Often the world is too much for me and I can’t think beyond the swirling thoughts in my head. I think twenty times about every step I take and every thought goes through my head a hundred times more.
Right, wrong, right, wrong.
Really wrong. Really right.
Error. Error. Error.
Stop! There is no right or wrong.
And yet I feel often I am doing things wrong. I get tangled up. What about the other people? They are also doing things wrong but they think it is right or at least they don’t feel so bad about it. They believe that sometimes you can do wrong, because it’s just very difficult to always do it right. The world is not black and white, you can’t control everything, so nothing is in that sense really wrong. Actually, some people think there is only good. That most people are good.
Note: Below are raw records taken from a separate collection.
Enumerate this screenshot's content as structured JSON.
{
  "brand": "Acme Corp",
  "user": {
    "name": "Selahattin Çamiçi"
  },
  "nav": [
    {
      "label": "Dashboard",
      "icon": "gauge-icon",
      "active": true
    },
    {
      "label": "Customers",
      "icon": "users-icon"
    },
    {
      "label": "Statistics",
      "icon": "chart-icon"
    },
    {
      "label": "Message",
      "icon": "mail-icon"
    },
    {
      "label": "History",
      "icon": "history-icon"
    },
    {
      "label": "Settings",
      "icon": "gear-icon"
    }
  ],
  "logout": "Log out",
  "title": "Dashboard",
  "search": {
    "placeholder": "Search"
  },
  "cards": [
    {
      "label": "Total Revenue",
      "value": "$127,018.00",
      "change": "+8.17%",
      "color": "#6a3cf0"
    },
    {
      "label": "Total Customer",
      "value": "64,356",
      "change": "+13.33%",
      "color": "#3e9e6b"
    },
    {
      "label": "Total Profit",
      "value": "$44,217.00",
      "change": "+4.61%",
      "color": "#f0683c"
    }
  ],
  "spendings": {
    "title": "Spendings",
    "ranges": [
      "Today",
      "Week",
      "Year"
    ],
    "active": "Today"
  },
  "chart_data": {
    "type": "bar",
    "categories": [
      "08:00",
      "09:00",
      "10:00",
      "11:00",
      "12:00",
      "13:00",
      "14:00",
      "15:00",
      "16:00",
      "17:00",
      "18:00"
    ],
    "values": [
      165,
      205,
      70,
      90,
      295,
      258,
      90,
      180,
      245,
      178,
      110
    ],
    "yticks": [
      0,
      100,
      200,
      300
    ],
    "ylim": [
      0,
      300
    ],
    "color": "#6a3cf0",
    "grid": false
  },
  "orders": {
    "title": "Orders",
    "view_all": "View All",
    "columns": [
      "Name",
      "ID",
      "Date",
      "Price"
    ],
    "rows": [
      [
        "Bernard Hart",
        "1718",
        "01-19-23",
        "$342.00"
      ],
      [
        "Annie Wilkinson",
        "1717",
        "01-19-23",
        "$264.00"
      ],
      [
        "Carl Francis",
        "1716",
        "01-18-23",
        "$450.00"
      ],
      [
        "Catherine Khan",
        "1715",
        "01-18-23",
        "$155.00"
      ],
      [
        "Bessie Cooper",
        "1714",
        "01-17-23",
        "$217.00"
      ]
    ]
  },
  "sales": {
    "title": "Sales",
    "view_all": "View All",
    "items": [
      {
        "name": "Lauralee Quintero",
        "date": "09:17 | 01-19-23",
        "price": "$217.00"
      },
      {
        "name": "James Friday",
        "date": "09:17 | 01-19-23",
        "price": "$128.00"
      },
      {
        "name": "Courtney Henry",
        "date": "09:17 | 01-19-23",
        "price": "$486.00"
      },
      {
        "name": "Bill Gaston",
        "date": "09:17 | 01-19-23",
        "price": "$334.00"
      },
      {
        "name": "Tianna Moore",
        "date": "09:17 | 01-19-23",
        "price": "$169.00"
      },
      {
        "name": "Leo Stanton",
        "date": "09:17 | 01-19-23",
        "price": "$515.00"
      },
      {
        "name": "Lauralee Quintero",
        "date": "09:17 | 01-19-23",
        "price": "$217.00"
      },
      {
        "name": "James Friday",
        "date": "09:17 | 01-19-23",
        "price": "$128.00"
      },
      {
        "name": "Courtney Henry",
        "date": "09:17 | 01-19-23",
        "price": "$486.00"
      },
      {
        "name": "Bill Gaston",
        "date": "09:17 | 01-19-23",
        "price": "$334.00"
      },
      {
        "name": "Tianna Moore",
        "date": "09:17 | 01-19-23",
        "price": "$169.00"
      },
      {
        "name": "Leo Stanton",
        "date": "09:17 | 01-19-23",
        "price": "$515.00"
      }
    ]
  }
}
Like Rutger Bregman wrote in his book ‘De meeste mensen deugen’. People generally want to do good so there must be a reason for it if they are doing things wrong.
I can’t remember the times when only good existed in my mind. It must have been when I was a little kid. Innocent and full of joy. A tabula rasa.
Then I learned that in addition to ‘right’ there was also ‘wrong’. There was good, but also bad. Positive and negative. But it was ok. Everything was allowed to exist and overall I still had the idea that the world was good. And if it wasn’t good, I tried to make it good. When my classmates were bullying someone else, I stood up for the bully victim. If there was injustice, I had no problem saying that out loud: “That’s not fair!” However, after my teenage years it started to get more difficult. More and more people became involved who all had their own opinions and agendas. I understood that power is not evenly distributed in the world. Also, more and more knowledge was added and as a result, more and more thoughts ran through my head. I feel that after the terrorist attacks in 2001, my worldview has changed forever.
I started to care about people and also about what they do. And I wanted to know why they do what they do.
So I started studying psychology. I did not only care about my family, my friends, my classmates, the people in my neighbourhood or the people on the streets. I also started caring about all the other people in the world. Mostly I felt sad about all the suffering people and angry about all the people who caused the suffering. Including myself. Because firstly, I am also a human being and secondly, like everyone else, I am part of a group of people with a history. Shortly summarised: I realised I am privileged.
My own mind started speaking more and more to me. Sometimes sweet, sometimes angry, sometimes disappointed, sometimes sad. Sometimes condemning and sometimes hurtful. Sometimes cheerful and full of joy. Sometimes optimistic and sometimes very pessimistic. I wanted to believe that people are good, that I am good and that the world is good. I like people but people are also complicated. For me at least. They don’t do that on purpose. They just are.
Or in fact, maybe it’s me who is complicated, not the people. And I don’t understand their simplicity.
Sometimes my thoughts stand still. Ahhh silence! Delicious! Like I am on vacation in my own head. What do you do when everything in life feels so intense? I found out when I started making art. Art gave me a tool to organise my thoughts and feelings, to ask questions and investigate humans in my own lab. Art gives my concerns the space to exist, but also makes them diminish in strength until the point of acceptance. I talked to my psychologist about all my thoughts and she said: you seem to want to figure out how you relate to people and how they relate to you. My ears were chattering. Did this psychologist read my artist statement?
I learned recently from my psychologist there are more people like me. They are called the highly sensitive people. I felt relieved because I now understood why I’ve always struggled so much with all those thoughts in my mind and why I care so much about people and what they do. I discovered it – you might say – by accident because something happened to me last year. I got a serious climate depression after seeing a work of art and listening to the news about the forest fires. I realized more than ever how we treat each other and our planet and it made my head spin.
What are we doing?
What am I doing?
I don’t understand.
The sea. The trees. The animals.
They don’t understand either.
Everything became too intense to me. The sounds, the light, the people, the city, the cars, the planes, the cyclists, the words, the gestures, the facial expressions, overwhelming feelings. I thought the city was ugly and the people are ridiculous. Unconscious zombies who are controlled by desires. First I thought this was something completely different from what I have felt before, but then I realised I had this already since I was a little child. I have experienced these intense feelings before, although this feeling is the most intense so far.
Normally art could help me calm my mind and answer my questions. But this time nothing seemed to help against this intensely fatalistic and pessimistic feeling that washed over me and I knew I had to go deeper. So I’m going to do that. In my next art project, I’m going on a journey to delve deeper into my feelings about the climate, the ethics of human behavior, and really, the meaning of life. I look for hope and acceptance of what is. A serious subject but something that I’m sure will bring something positive. Because without darkness there is no light.